Ecole moyenne et école communale des garçons
dans THEYS A., Histoire de la Ville de Fleurus, Maison d'éditions, Couillet, 1938, p.410

L'Athénée Jourdan a aussi une histoire

Introduction

Fleurus, de nos jours une ville tranquille, ne le fut pas toujours. En effet, pendant longtemps, nos régions furent le théâtre de terribles combats. Le nombre de batailles, de pillages et d'incendies dont Fleurus a été victime en est le témoignage.
Quatre batailles ont saccagé le sol fleurusien : une en 1622, une autre en 1690, une troisième en 1794 et une dernière en 1815.
Trois de celles-ci sont des victoires françaises. En 1690, ce sont les troupes de Louis XIV qui remportent la victoire ; en 1794, les hommes de la Révolution et en 1815, Napoléon lui-même et sa Grande Armée repartent vainqueurs avant la célèbre défaite de Waterloo.
La victoire du 26 juin 1794 est la plus lourde de conséquences : elle mettra un terme au régime mené par Robespierre et causera l'annexion de la Belgique par la France. Emmenée par le Général Jourdan, l'armée française mettra les troupes autrichiennes en déroute.
Aujourd'hui, Fleurus, entité d'environ 22.500 habitants, est bien loin de ces conflits qui déchirèrent l'Europe. Entre la ville et la campagne, la partie nord essentiellement agricole et le sud industriel, la Ville de Fleurus tente de se trouver un avenir.
Elle est aussi une ville qui compte dans son patrimoine le talent d'artistes, parfois de grande renommée, tels le musicien Arthur Grumiaux, le peintre Jos Grégoire, ou encore l'écrivain Alex Pasquier, etc....

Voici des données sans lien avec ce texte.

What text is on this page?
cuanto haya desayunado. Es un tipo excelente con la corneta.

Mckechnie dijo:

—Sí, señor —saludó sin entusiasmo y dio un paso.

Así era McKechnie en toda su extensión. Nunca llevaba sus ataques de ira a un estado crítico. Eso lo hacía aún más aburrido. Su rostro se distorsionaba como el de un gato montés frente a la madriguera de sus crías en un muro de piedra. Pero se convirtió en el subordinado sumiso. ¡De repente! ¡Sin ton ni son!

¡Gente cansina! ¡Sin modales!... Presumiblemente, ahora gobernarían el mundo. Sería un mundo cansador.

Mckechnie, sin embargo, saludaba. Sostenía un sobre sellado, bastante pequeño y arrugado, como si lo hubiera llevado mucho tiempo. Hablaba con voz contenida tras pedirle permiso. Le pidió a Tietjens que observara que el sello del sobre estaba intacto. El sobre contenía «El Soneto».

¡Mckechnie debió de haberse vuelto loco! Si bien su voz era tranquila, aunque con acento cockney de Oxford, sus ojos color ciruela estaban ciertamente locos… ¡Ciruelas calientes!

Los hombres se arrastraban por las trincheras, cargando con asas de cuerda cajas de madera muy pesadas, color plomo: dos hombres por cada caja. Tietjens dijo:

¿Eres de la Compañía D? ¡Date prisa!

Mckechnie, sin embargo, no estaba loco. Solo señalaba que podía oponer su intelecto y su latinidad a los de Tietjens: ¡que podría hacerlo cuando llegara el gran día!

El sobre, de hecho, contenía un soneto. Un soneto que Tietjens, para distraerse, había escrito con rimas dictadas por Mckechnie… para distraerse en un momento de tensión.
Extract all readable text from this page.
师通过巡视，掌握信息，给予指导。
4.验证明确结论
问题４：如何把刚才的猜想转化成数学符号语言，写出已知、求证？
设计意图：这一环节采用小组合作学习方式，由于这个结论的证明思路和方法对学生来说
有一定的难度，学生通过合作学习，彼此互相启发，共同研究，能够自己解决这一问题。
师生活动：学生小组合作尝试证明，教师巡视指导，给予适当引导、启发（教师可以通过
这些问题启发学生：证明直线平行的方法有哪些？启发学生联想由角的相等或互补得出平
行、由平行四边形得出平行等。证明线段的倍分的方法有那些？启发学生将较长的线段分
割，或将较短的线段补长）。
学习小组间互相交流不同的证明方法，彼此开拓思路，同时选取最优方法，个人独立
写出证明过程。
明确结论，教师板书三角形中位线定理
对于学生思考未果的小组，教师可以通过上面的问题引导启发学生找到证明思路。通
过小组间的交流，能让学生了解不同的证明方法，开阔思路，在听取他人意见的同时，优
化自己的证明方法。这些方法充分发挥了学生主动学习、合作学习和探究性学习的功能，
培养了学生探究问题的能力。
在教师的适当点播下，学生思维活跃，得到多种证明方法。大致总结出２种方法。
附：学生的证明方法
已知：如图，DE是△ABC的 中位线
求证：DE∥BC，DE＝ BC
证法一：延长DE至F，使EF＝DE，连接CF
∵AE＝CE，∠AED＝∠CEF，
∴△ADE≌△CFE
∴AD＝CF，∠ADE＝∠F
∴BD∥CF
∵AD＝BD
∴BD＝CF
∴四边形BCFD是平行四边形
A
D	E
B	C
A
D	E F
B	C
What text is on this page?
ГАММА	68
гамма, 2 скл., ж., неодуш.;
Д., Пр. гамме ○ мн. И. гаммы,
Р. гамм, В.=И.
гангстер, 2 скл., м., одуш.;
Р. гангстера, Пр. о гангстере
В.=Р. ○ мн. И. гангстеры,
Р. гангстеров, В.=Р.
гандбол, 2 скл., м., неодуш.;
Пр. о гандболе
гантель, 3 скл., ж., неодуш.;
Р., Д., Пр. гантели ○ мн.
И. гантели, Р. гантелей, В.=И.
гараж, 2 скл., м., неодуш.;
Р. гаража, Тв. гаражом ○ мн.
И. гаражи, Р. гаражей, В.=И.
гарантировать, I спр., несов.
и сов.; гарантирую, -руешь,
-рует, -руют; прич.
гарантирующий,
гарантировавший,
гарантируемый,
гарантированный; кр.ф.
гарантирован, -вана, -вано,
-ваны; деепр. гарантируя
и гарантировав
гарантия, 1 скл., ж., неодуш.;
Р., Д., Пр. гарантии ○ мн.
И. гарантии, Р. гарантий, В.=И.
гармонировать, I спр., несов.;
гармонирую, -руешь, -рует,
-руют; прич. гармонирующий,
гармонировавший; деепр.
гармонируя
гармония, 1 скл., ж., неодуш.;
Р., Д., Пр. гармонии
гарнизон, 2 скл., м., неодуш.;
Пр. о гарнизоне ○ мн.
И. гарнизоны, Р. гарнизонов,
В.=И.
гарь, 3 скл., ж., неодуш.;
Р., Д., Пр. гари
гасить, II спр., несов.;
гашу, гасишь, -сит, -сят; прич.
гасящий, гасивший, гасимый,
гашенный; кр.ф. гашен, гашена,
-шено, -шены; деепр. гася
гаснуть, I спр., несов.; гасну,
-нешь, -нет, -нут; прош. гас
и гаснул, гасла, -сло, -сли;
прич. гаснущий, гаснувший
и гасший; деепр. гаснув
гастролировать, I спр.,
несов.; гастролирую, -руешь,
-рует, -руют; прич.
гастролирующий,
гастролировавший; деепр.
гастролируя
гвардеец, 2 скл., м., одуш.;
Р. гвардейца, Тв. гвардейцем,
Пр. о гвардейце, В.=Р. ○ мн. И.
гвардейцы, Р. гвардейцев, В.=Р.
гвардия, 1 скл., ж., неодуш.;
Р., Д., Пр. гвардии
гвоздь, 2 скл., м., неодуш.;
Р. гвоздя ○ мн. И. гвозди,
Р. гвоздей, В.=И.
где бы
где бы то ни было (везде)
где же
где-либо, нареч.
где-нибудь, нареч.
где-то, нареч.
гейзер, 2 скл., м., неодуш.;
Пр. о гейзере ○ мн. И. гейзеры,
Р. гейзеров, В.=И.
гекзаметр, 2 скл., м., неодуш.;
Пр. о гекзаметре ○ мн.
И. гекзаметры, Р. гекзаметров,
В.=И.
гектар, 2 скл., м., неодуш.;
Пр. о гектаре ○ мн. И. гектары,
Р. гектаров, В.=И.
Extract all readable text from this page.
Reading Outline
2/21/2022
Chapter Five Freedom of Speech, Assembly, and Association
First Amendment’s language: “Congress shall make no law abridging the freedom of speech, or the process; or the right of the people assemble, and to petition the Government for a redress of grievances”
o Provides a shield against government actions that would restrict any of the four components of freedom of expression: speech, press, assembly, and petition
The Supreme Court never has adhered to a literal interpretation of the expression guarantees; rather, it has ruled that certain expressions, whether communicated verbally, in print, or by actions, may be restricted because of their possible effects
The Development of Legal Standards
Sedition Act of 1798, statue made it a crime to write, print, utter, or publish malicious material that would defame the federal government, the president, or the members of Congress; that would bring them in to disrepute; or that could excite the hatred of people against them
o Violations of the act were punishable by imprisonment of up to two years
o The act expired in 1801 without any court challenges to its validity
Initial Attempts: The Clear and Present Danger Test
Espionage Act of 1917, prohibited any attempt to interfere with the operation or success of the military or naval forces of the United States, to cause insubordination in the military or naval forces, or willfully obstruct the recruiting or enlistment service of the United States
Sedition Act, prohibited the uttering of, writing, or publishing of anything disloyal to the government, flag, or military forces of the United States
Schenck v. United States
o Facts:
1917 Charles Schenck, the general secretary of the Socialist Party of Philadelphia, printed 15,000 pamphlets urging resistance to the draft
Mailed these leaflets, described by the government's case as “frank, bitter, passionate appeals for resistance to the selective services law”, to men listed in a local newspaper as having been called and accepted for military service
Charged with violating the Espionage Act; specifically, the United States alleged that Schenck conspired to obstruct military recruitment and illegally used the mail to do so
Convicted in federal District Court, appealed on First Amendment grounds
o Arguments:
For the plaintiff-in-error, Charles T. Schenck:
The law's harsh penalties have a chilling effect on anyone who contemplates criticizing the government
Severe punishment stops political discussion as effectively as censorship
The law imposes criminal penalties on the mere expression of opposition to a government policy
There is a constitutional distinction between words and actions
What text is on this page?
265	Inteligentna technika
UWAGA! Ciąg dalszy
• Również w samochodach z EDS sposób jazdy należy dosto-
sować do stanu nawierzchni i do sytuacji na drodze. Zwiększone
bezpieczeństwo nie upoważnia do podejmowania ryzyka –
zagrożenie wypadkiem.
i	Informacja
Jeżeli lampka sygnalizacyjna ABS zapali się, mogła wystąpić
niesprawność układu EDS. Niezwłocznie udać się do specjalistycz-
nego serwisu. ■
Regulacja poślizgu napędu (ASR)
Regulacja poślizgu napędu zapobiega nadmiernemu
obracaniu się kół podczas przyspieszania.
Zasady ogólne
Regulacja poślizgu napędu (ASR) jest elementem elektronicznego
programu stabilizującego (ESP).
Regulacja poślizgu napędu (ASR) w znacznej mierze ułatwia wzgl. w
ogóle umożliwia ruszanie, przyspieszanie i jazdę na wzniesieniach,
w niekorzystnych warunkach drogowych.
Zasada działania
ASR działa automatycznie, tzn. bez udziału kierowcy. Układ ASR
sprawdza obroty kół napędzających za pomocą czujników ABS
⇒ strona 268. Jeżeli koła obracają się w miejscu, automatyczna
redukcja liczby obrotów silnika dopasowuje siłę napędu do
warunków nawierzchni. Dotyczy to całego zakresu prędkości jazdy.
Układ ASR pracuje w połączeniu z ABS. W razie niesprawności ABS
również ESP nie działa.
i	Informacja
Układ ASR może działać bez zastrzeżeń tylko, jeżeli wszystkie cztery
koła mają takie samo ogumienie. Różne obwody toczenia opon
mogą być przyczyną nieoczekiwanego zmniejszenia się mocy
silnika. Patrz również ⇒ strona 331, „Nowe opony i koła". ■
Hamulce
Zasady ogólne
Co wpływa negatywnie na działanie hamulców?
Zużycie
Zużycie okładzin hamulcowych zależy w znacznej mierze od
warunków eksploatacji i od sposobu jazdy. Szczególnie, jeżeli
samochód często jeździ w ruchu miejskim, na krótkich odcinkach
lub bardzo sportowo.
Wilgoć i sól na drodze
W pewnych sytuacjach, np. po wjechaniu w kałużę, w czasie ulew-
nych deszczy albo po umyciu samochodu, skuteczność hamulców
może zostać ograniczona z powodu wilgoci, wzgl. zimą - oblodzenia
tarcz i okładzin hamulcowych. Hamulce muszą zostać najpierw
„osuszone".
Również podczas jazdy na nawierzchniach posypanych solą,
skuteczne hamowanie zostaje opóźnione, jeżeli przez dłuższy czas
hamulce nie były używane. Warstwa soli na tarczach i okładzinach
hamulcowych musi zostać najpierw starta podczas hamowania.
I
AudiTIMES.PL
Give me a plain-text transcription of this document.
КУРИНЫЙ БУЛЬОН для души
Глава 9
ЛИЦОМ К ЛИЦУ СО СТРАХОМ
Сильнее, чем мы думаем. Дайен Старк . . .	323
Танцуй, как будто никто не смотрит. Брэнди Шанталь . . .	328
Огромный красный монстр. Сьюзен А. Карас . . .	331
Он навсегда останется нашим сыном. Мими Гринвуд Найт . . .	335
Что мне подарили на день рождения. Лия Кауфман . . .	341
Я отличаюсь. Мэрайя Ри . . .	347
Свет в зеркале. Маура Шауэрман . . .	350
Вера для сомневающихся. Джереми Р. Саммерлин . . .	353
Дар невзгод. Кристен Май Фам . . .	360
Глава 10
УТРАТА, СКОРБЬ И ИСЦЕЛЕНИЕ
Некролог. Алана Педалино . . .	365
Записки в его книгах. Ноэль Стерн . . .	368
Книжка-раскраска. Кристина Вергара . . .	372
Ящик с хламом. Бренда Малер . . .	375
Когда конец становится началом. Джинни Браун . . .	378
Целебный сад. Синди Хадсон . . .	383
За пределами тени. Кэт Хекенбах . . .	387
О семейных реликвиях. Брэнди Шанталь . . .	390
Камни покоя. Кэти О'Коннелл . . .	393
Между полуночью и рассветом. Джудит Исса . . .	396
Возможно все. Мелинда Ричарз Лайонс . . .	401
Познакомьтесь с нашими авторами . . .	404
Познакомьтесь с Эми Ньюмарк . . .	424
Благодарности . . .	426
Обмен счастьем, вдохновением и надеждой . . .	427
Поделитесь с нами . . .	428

Elle possède en son sein des richesses dont l'Athénée Royal Jourdan fait partie.
L'établissement se situe sur la chaussée, à distance plus ou moins égale de Charleroi et de Gembloux. L'Athénée Jourdan offre l'enseignement à plus de mille trois cents élèves (données de juin 2000), toutes sections confondues. Nous allons donc découvrir comment cette école s'est étendue et a gagné sa prospérité actuelle.